Congress is in the process of figuring next year's agriculture budget, and the food industry is using the occasion as an opportunity to bully the USDA as it rolls out new rules for the National School Lunch Program. According to the New York Times, Big Food has already dropped a cool $5.6 million lobbying to kibosh the new rules.
Why does the industry care about school lunches? Because school cafeterias get less than a dollar a day per student in federal funding to spend on ingredients (about two-thirds of the maximum $2.94 outlay per lunch goes to overhead and labor), and many public schools lack cooking facilities altogether. So cafeterias often outsource cooking to massive entities that know how to squeeze a profit by selling lots of dirt-cheap food—companies like meat giant Tyson and its infamous heat-and-serve "Dinosaur Shaped Chicken Nuggets," and Conagra and its frozen pizzas.
In January, the USDA came out with new guidelines governing what can go on kids' plates. Mandated by a 2004 act of Congress ordering USDA to align school lunches with the Dietary Guidelines for Americans, the rules (PDF) impose two new criteria that have drawn the ire of the food industry.
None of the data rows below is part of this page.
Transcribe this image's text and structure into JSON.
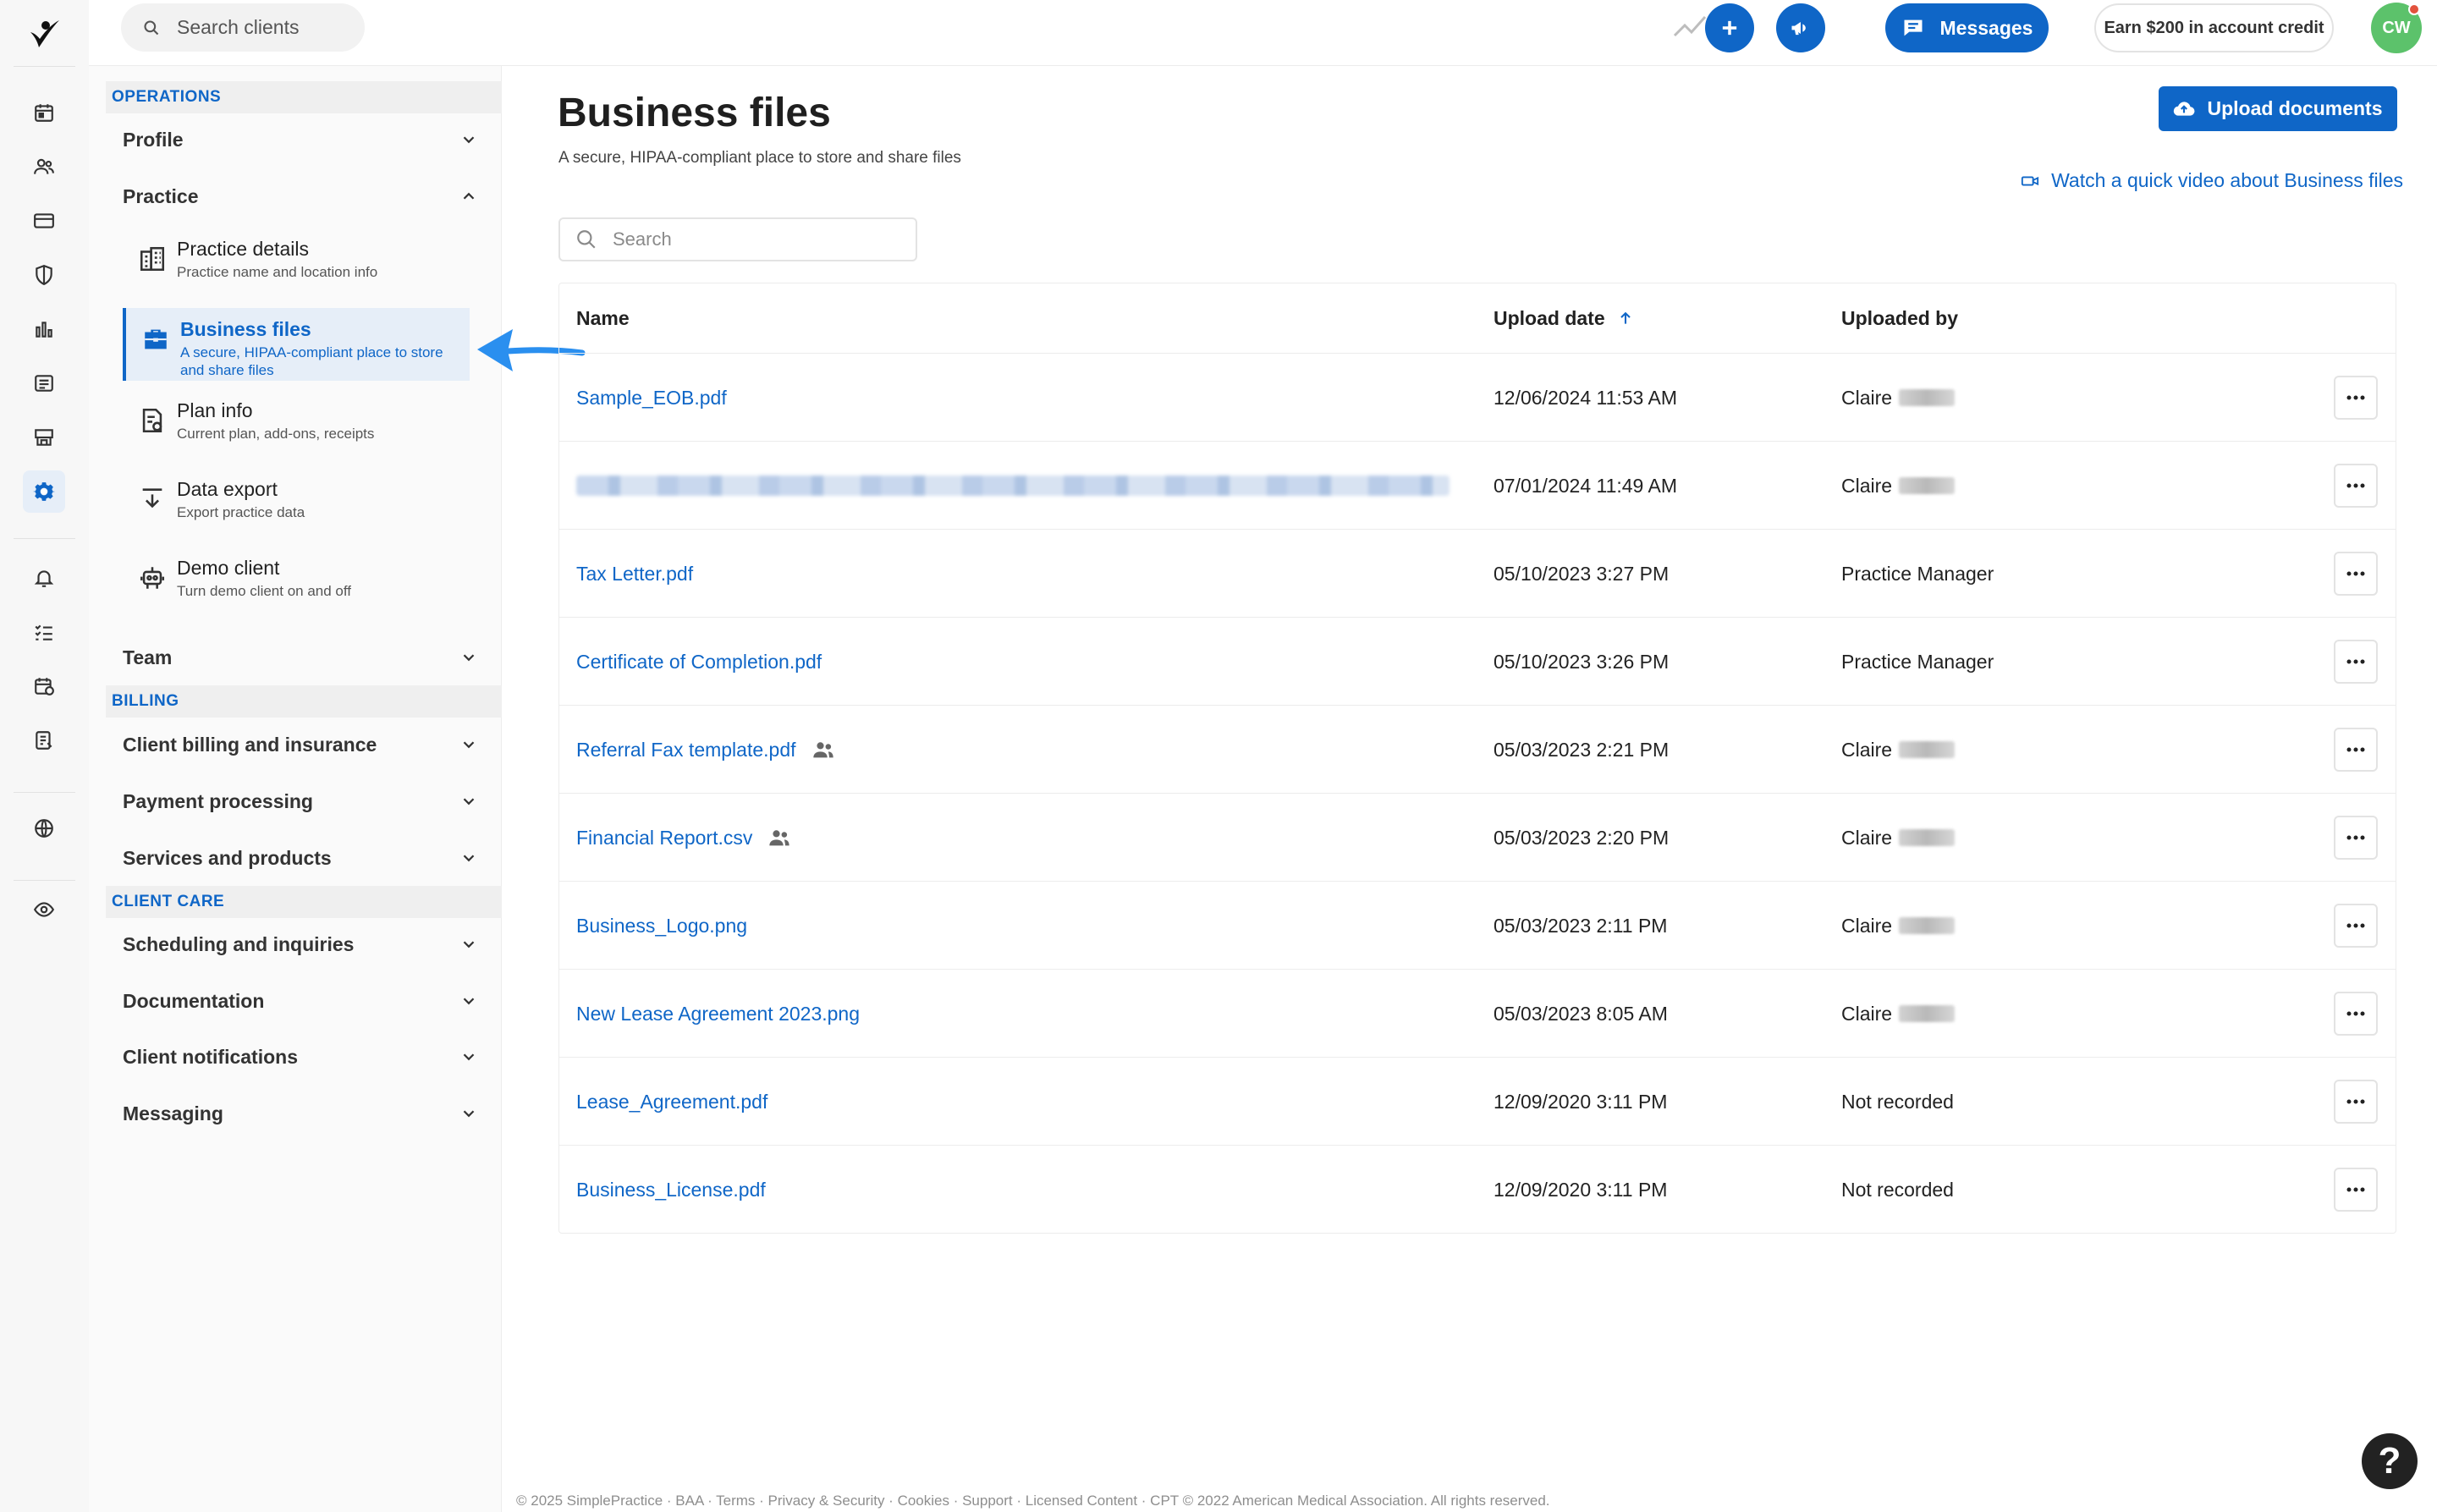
{
  "topbar": {
    "search_placeholder": "Search clients",
    "messages_label": "Messages",
    "earn_label": "Earn $200 in account credit",
    "avatar_initials": "CW"
  },
  "sidebar": {
    "sections": {
      "operations": "OPERATIONS",
      "billing": "BILLING",
      "client_care": "CLIENT CARE"
    },
    "accordions": {
      "profile": "Profile",
      "practice": "Practice",
      "team": "Team",
      "client_billing": "Client billing and insurance",
      "payment_processing": "Payment processing",
      "services_products": "Services and products",
      "scheduling": "Scheduling and inquiries",
      "documentation": "Documentation",
      "client_notifications": "Client notifications",
      "messaging": "Messaging"
    },
    "practice_items": [
      {
        "title": "Practice details",
        "desc": "Practice name and location info"
      },
      {
        "title": "Business files",
        "desc": "A secure, HIPAA-compliant place to store and share files"
      },
      {
        "title": "Plan info",
        "desc": "Current plan, add-ons, receipts"
      },
      {
        "title": "Data export",
        "desc": "Export practice data"
      },
      {
        "title": "Demo client",
        "desc": "Turn demo client on and off"
      }
    ]
  },
  "main": {
    "title": "Business files",
    "subtitle": "A secure, HIPAA-compliant place to store and share files",
    "upload_label": "Upload documents",
    "video_link": "Watch a quick video about Business files",
    "search_placeholder": "Search",
    "columns": {
      "name": "Name",
      "upload_date": "Upload date",
      "uploaded_by": "Uploaded by"
    },
    "files": [
      {
        "name": "Sample_EOB.pdf",
        "date": "12/06/2024 11:53 AM",
        "by": "Claire"
      },
      {
        "name": "",
        "date": "07/01/2024 11:49 AM",
        "by": "Claire"
      },
      {
        "name": "Tax Letter.pdf",
        "date": "05/10/2023 3:27 PM",
        "by": "Practice Manager"
      },
      {
        "name": "Certificate of Completion.pdf",
        "date": "05/10/2023 3:26 PM",
        "by": "Practice Manager"
      },
      {
        "name": "Referral Fax template.pdf",
        "date": "05/03/2023 2:21 PM",
        "by": "Claire"
      },
      {
        "name": "Financial Report.csv",
        "date": "05/03/2023 2:20 PM",
        "by": "Claire"
      },
      {
        "name": "Business_Logo.png",
        "date": "05/03/2023 2:11 PM",
        "by": "Claire"
      },
      {
        "name": "New Lease Agreement 2023.png",
        "date": "05/03/2023 8:05 AM",
        "by": "Claire"
      },
      {
        "name": "Lease_Agreement.pdf",
        "date": "12/09/2020 3:11 PM",
        "by": "Not recorded"
      },
      {
        "name": "Business_License.pdf",
        "date": "12/09/2020 3:11 PM",
        "by": "Not recorded"
      }
    ]
  },
  "footer": "© 2025 SimplePractice · BAA · Terms · Privacy & Security · Cookies · Support · Licensed Content · CPT © 2022 American Medical Association. All rights reserved.",
  "help_label": "?",
  "colors": {
    "accent": "#0f66c7",
    "active_bg": "#e6eef8",
    "avatar": "#5cc26b"
  }
}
First, they rewrote the requirements around vegetable and fruit servings. Before, cafeterias were required to serve at least one vegetable per day, and the definition was expansive: Tater Tots and French fries, for example, counted. Now, they limit the amount of potatoes and other "starchy vegetables" to no more than one cup (two servings) per week—and require schools to serve at least one serving per week of dark green and red/orange vegetables. Second, they no longer allow the two ounces of tomato paste that lacquer a typical frozen pizza to count as a vegetable.